How to dispose of yard waste responsibly
In the past, getting rid of yard waste every fall was easy. You’d grab some big trash bags, spend the better part of a day raking up lawn, and then another hour re-raking the leaves after the kids and puppy romped through the pile.
Most homeowners today have a handful of options, ranging from municipal curbside pickup to mulching. We’ll discuss a handful of the most common and effective approaches, and give you some pointers on how to decide on the method that will work best for you.
Getting rid of yard waste: The old ways
If you think back far enough, you probably remember Saturday’s in the fall being the most awesome days. After you were done with your chores, and if you were lucky, your dad grabbed a match and you were treated to an impromptu bonfire.
Turns out, burning piles of leaves, sticks, and grass clippings isn’t great for the environment. Along with the negative health impacts of open burnings – like the increased prevalence of allergies and asthma attacks – there were also obvious public safety concerns. Open fires have since been banned in most urban and suburban areas throughout New England.
Curbside disposal: Can’t someone else do it?
For many, the answer is curbside disposal or drop-off. Most towns offer anywhere from two to six yard waste pickup dates spread between the fall and spring. Some private waste disposal companies contracting with counties throughout New England also remind customers that their waste will be taken for composting – so they should keep leaves and yard waste separated from other trash.
More and more, bagging and disposing of grass clipping, fallen leaves, and other yard waste is becoming taboo. Although banned in certain parts of New England, it does remain a convenient option for many. Disposing of yard waste in this way carries service costs, eats up tax revenues, and contributes to greenhouse gas emissions as the waste disposal trucks circle your neighborhood. All that waste also takes up landfill space that’s already at a premium.
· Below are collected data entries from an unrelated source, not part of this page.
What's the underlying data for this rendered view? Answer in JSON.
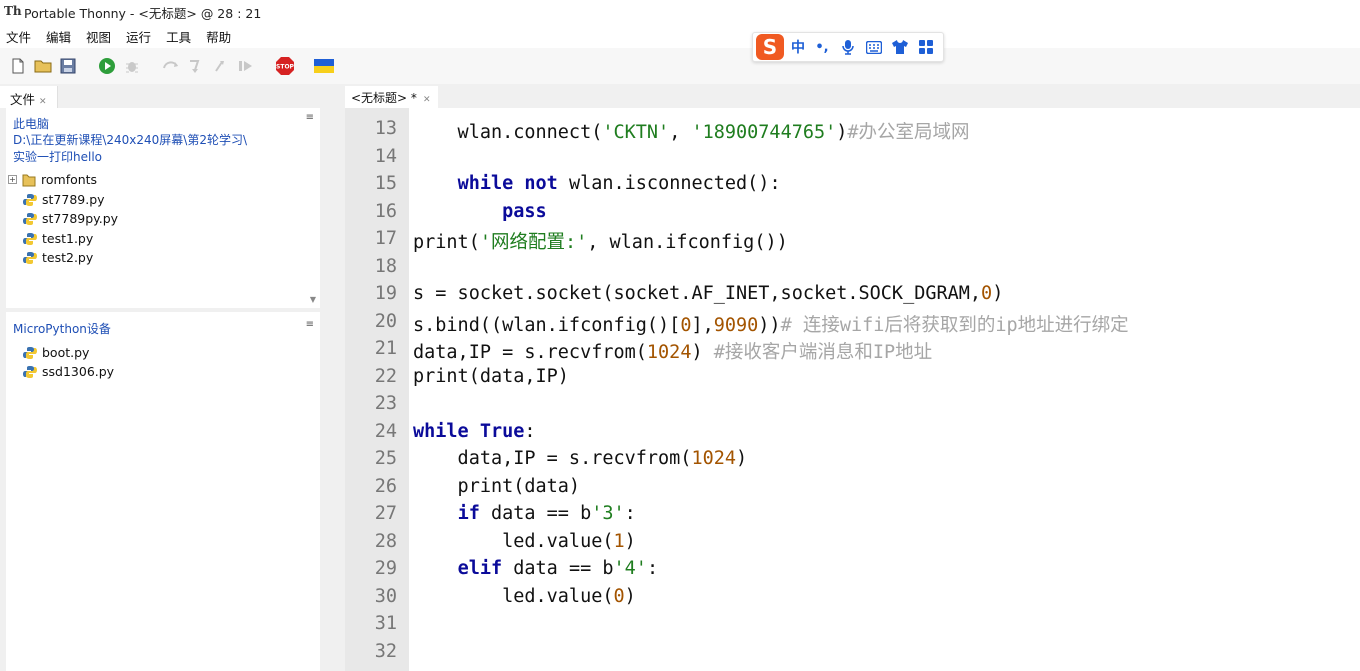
{
  "window": {
    "title": "Portable Thonny  -  <无标题>  @  28 : 21"
  },
  "menu": [
    "文件",
    "编辑",
    "视图",
    "运行",
    "工具",
    "帮助"
  ],
  "ime": {
    "logo": "S",
    "lang": "中",
    "punct": "•,"
  },
  "files_pane": {
    "tab_label": "文件",
    "location_label": "此电脑",
    "path_lines": [
      "D:\\正在更新课程\\240x240屏幕\\第2轮学习\\",
      "实验一打印hello"
    ],
    "folders": [
      "romfonts"
    ],
    "files": [
      "st7789.py",
      "st7789py.py",
      "test1.py",
      "test2.py"
    ]
  },
  "device_pane": {
    "label": "MicroPython设备",
    "files": [
      "boot.py",
      "ssd1306.py"
    ]
  },
  "editor": {
    "tab_label": "<无标题> *",
    "lines": [
      {
        "n": "13",
        "tokens": [
          {
            "t": "    wlan.connect("
          },
          {
            "t": "'CKTN'",
            "c": "str"
          },
          {
            "t": ", "
          },
          {
            "t": "'18900744765'",
            "c": "str"
          },
          {
            "t": ")"
          },
          {
            "t": "#办公室局域网",
            "c": "cmt"
          }
        ]
      },
      {
        "n": "14",
        "tokens": []
      },
      {
        "n": "15",
        "tokens": [
          {
            "t": "    "
          },
          {
            "t": "while",
            "c": "kw"
          },
          {
            "t": " "
          },
          {
            "t": "not",
            "c": "kw"
          },
          {
            "t": " wlan.isconnected():"
          }
        ]
      },
      {
        "n": "16",
        "tokens": [
          {
            "t": "        "
          },
          {
            "t": "pass",
            "c": "kw"
          }
        ]
      },
      {
        "n": "17",
        "tokens": [
          {
            "t": "print("
          },
          {
            "t": "'网络配置:'",
            "c": "str"
          },
          {
            "t": ", wlan.ifconfig())"
          }
        ]
      },
      {
        "n": "18",
        "tokens": []
      },
      {
        "n": "19",
        "tokens": [
          {
            "t": "s = socket.socket(socket.AF_INET,socket.SOCK_DGRAM,"
          },
          {
            "t": "0",
            "c": "num"
          },
          {
            "t": ")"
          }
        ]
      },
      {
        "n": "20",
        "tokens": [
          {
            "t": "s.bind((wlan.ifconfig()["
          },
          {
            "t": "0",
            "c": "num"
          },
          {
            "t": "],"
          },
          {
            "t": "9090",
            "c": "num"
          },
          {
            "t": "))"
          },
          {
            "t": "# 连接wifi后将获取到的ip地址进行绑定",
            "c": "cmt"
          }
        ]
      },
      {
        "n": "21",
        "tokens": [
          {
            "t": "data,IP = s.recvfrom("
          },
          {
            "t": "1024",
            "c": "num"
          },
          {
            "t": ") "
          },
          {
            "t": "#接收客户端消息和IP地址",
            "c": "cmt"
          }
        ]
      },
      {
        "n": "22",
        "tokens": [
          {
            "t": "print(data,IP)"
          }
        ]
      },
      {
        "n": "23",
        "tokens": []
      },
      {
        "n": "24",
        "tokens": [
          {
            "t": "while",
            "c": "kw"
          },
          {
            "t": " "
          },
          {
            "t": "True",
            "c": "kw"
          },
          {
            "t": ":"
          }
        ]
      },
      {
        "n": "25",
        "tokens": [
          {
            "t": "    data,IP = s.recvfrom("
          },
          {
            "t": "1024",
            "c": "num"
          },
          {
            "t": ")"
          }
        ]
      },
      {
        "n": "26",
        "tokens": [
          {
            "t": "    print(data)"
          }
        ]
      },
      {
        "n": "27",
        "tokens": [
          {
            "t": "    "
          },
          {
            "t": "if",
            "c": "kw"
          },
          {
            "t": " data == b"
          },
          {
            "t": "'3'",
            "c": "str"
          },
          {
            "t": ":"
          }
        ]
      },
      {
        "n": "28",
        "tokens": [
          {
            "t": "        led.value("
          },
          {
            "t": "1",
            "c": "num"
          },
          {
            "t": ")"
          }
        ]
      },
      {
        "n": "29",
        "tokens": [
          {
            "t": "    "
          },
          {
            "t": "elif",
            "c": "kw"
          },
          {
            "t": " data == b"
          },
          {
            "t": "'4'",
            "c": "str"
          },
          {
            "t": ":"
          }
        ]
      },
      {
        "n": "30",
        "tokens": [
          {
            "t": "        led.value("
          },
          {
            "t": "0",
            "c": "num"
          },
          {
            "t": ")"
          }
        ]
      },
      {
        "n": "31",
        "tokens": []
      },
      {
        "n": "32",
        "tokens": []
      }
    ]
  }
}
Perhaps most frustrating of all, it also deprives your lawn of much-needed nutrients. For years, we’d bag up and dispose of our lawn waste in the fall, only to spread on heavy amounts of fertilizer right after. That fertilizer would run off into storm drains and from there into rivers, compounding the negative effects of our initial decision. There has to be a better way.
The new ways
Think about it for a second. You go out and buy a stack of yard waste bags at $3 a pop. You bag up your yard waste and put it out for collection. The town comes, picks it up and takes it off to be composted. When spring rolls around you get in your car and drive out to the composting center and buy a car-load of mulch.
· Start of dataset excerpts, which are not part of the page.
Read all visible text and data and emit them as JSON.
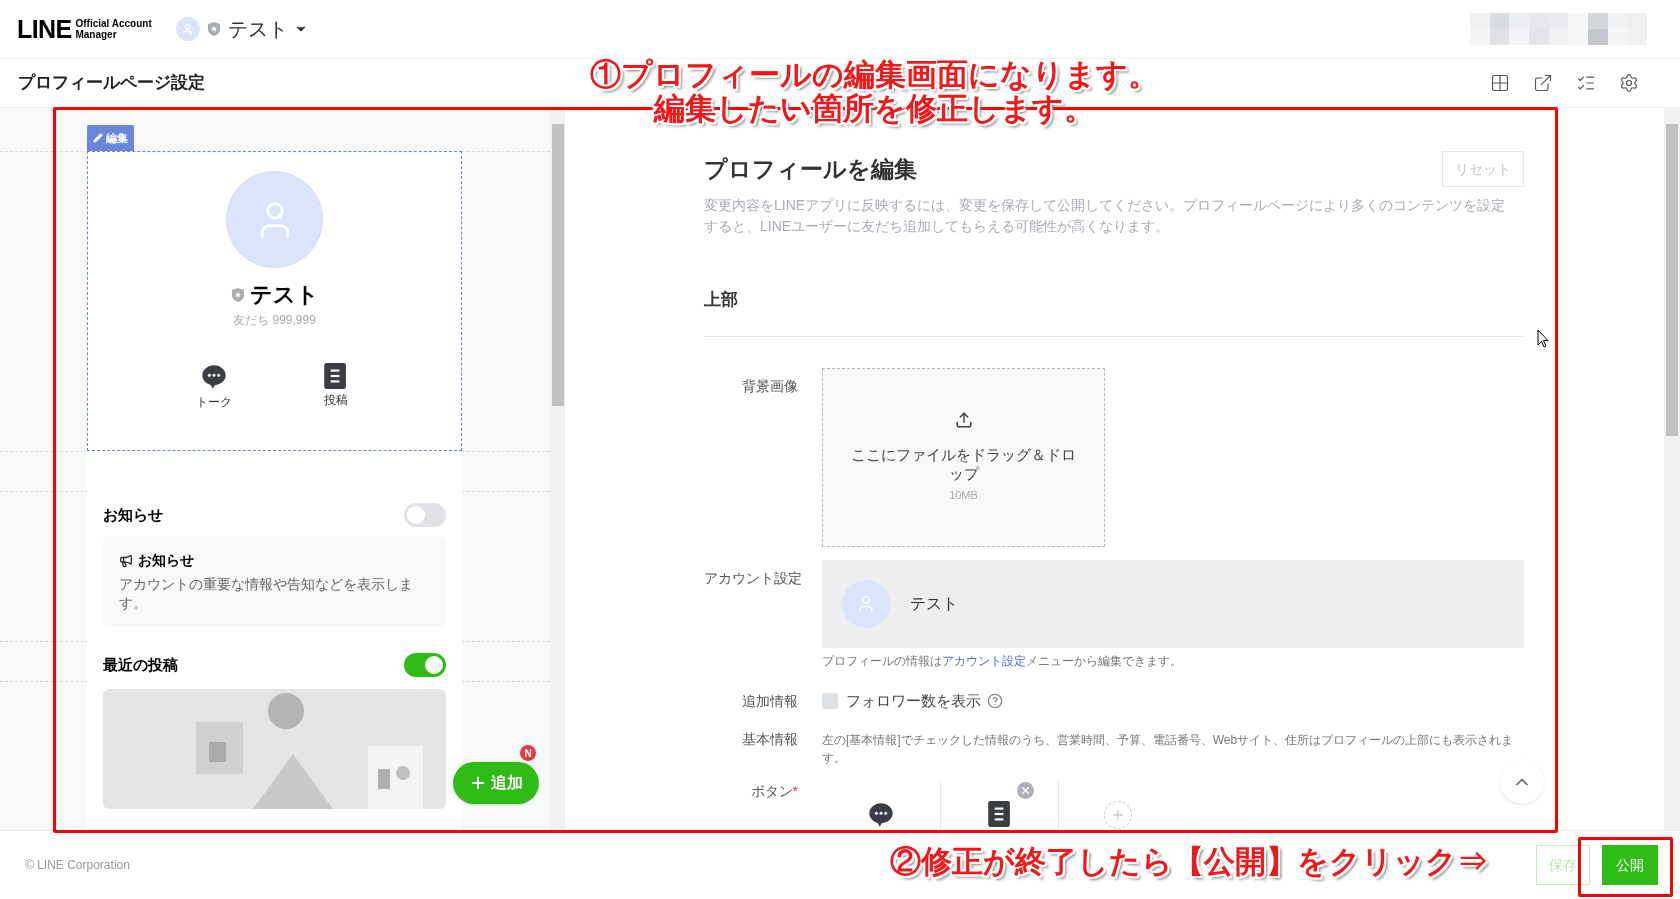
{
  "header": {
    "logo_main": "LINE",
    "logo_sub": [
      "Official Account",
      "Manager"
    ],
    "account_name": "テスト"
  },
  "page_title": "プロフィールページ設定",
  "preview": {
    "edit_tag": "編集",
    "name": "テスト",
    "friends": "友だち 999,999",
    "actions": [
      {
        "kind": "talk",
        "label": "トーク"
      },
      {
        "kind": "post",
        "label": "投稿"
      }
    ],
    "sections": [
      {
        "kind": "notice",
        "title": "お知らせ",
        "on": false,
        "card_title": "お知らせ",
        "card_text": "アカウントの重要な情報や告知などを表示します。"
      },
      {
        "kind": "posts",
        "title": "最近の投稿",
        "on": true
      }
    ],
    "add_button": {
      "label": "追加",
      "badge": "N"
    }
  },
  "editor": {
    "title": "プロフィールを編集",
    "reset": "リセット",
    "description": "変更内容をLINEアプリに反映するには、変更を保存して公開してください。プロフィールページにより多くのコンテンツを設定すると、LINEユーザーに友だち追加してもらえる可能性が高くなります。",
    "section": "上部",
    "background": {
      "label": "背景画像",
      "drop_text": "ここにファイルをドラッグ＆ドロップ",
      "size": "10MB"
    },
    "account": {
      "label": "アカウント設定",
      "name": "テスト",
      "note_before": "プロフィールの情報は",
      "note_link": "アカウント設定",
      "note_after": "メニューから編集できます。"
    },
    "extra": {
      "label": "追加情報",
      "checkbox": "フォロワー数を表示",
      "checked": false
    },
    "basic": {
      "label": "基本情報",
      "text": "左の[基本情報]でチェックした情報のうち、営業時間、予算、電話番号、Webサイト、住所はプロフィールの上部にも表示されます。"
    },
    "buttons": {
      "label": "ボタン",
      "required_mark": "*",
      "items": [
        {
          "kind": "talk",
          "removable": false
        },
        {
          "kind": "post",
          "removable": true
        },
        {
          "kind": "add",
          "removable": false
        }
      ]
    }
  },
  "footer": {
    "copyright": "© LINE Corporation",
    "save": "保存",
    "publish": "公開"
  },
  "annotations": [
    {
      "lines": [
        "①プロフィールの編集画面になります。",
        "編集したい箇所を修正します。"
      ]
    },
    {
      "lines": [
        "②修正が終了したら【公開】をクリック⇒"
      ]
    }
  ]
}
That doesn’t make much sense, does it?
That sounds like a lot of work…
In a recent post, we walked you through the benefits and basics of getting started with leaf shredding and mulching as you cleaned up your yard ahead of winter. If you don’t have the space or patience to deal with a separate leaf-mold cage, then we’ve got good news – you don’t need to! Leave ‘em in place (pun intended!). Do it the right way and you’ll be good to go for the fall.
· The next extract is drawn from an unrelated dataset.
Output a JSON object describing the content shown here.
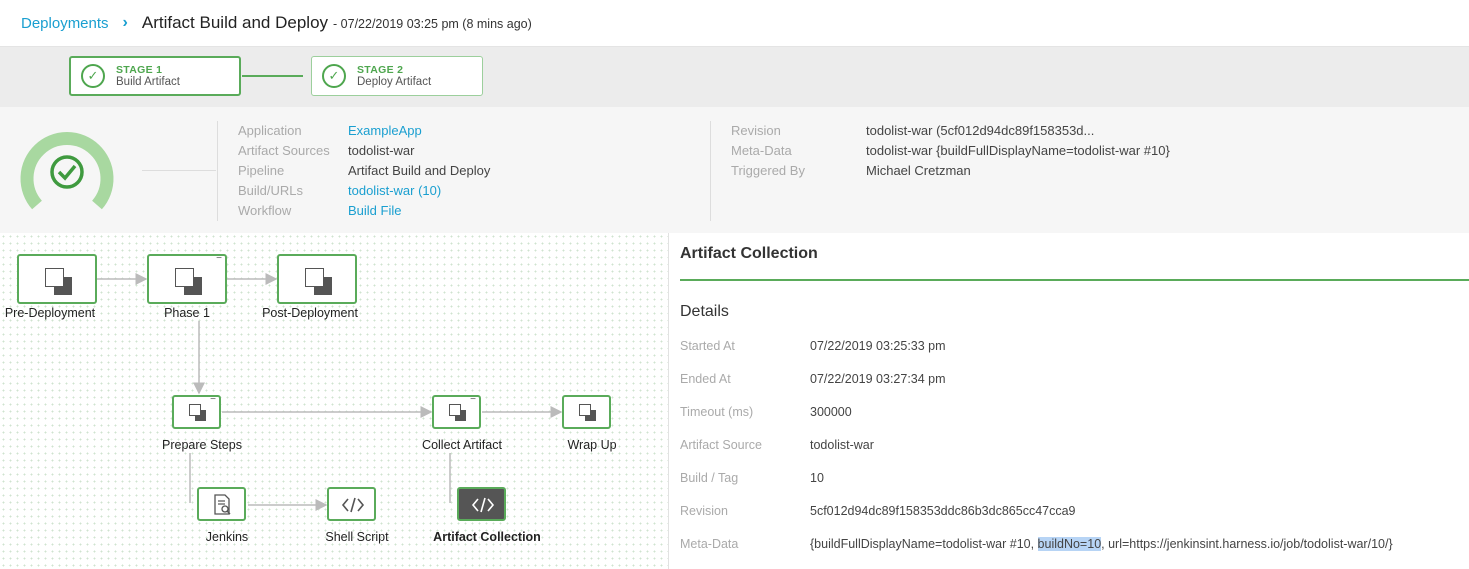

Natural decomposition is your best friend here. Grass clippings left to lie on your lawn will disappear in a matter of days. Leaves aren’t much different. So long as you keep them from matting – which can cause mold and rot on your lawn – periodic mowing late into fall to chop them up will allow you to leave them in place as a good source of organic fertilizer.
This is closely tied to mulching. The real difference is more about how you’d produce, store, and use each resource.
Mulching – of grass clippings, fallen leaves, small twigs, and dead annual garden plantings – can largely be done in place. You may want to gather some of the waste into small piles before shredding if your plan is to spread it around trees, in garden beds, or along the perimeter of your yard or property. But otherwise there is (or can be) little extra labor that goes into mulching.
Composting, on the other hand, can be thought of as a slightly more involved process, but also one that can help you keep other waste out of the landfill. It’ll be up to you to decide if it’s worth pursuing – if you’re an avid gardener or take your environmental stewardship with the utmost seriousness, your mind’s probably already made up. For the rest of us, the benefits to composting make a strong argument in its favor – provided you have the space for a bin or enclosure in your yard.
If you’re interested and serious about giving composting a chance, the good news is that it’s pretty easy to get started. The great people over at EarthEasy.com have a free set of plans for a simple compost bin that needs only a handful of materials to get you started. Provided you’re in a rural area and don’t need to worry about pests making off with your new black gold, you can even forego the enclosure and just use a pile in a convenient corner of your yard.